Announcement

Collapse
No announcement yet.
X
  • Filter
  • Time
  • Show
Clear All
new posts

  • Standard error intercept, Frisch-Waugh theorem

    Hi all,

    I am applying the Frisch-Waugh-Theorem to partial out a set of fixed effects D and get the OLS estimates and standard errors of the remaining regressors X.
    The idea is mainly to use the code to pre-process data, but I would like to understand exactly how to get correct OLS results before doing anything.

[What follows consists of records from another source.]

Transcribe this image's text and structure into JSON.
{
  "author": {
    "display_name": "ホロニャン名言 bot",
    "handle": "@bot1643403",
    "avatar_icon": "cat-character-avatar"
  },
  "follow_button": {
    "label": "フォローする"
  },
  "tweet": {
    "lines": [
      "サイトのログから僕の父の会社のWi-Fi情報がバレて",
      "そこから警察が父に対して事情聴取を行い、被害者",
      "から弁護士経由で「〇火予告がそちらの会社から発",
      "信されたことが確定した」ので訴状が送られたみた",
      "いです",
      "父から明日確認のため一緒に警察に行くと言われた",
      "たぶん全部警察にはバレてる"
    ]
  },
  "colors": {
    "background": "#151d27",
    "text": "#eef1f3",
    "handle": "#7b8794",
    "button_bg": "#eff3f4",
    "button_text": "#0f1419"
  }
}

    Below a MWE in Mata to clarify what I do.
    For reference I report also a benchmark when using -areg-.

    Code:
    cls
        clear all
        sysuse auto, clear
      
    // Benchmark
        
    areg price gear length i.trunk, absorb(turn)
        
        
    // Absorb "manually" in MATA
        
    xi i.turn i.trunk
    gen uno = 1
            
    mata
        
         // import
            y = st_data(., "price")
            X = st_data(., ("gear", "length", "_Itrunk_*", "uno"))  
            D = st_data(., "_Iturn*")
        
         // demeaned X and y
            M_D = I(rows(y)) - D * qrinv(cross(D,D)) * D'  // "residual maker" M_D = I - D(D'D)^(-1)D'
            y_dem = M_D * y
            X_dem = M_D * X
        
         // OLS using de-meaned variables and corresponding standard errors
            b1 = qrsolve(X_dem, y_dem)
            res2 = cross(y_dem - X_dem*b1, y_dem - X_dem*b1)  
            MSE = res2/(rows(X_dem) - (cols(X_dem)+cols(D)-1))
            XX_dem = qrinv(cross(X_dem, X_dem))
            SE = sqrt(diagonal(XX_dem) * MSE)
            SE
        
         // Compute constant as c = y_bar - X_bar*b1
            e = rows(b1) - 1
            c = mean(y) - (mean(X[., 1..e]) * b1[1..e])'
            c
        
    end
    I hope I haven't made trivial mistakes, in fact it seems that all estimates (including the separately computed constant) correspond to the ones reported by -areg-. However, I am not sure how to get the standard error of the constant without inverting the full (X, D)'(X, D) variance-covariance matrix (which would make very little sense, given the setting).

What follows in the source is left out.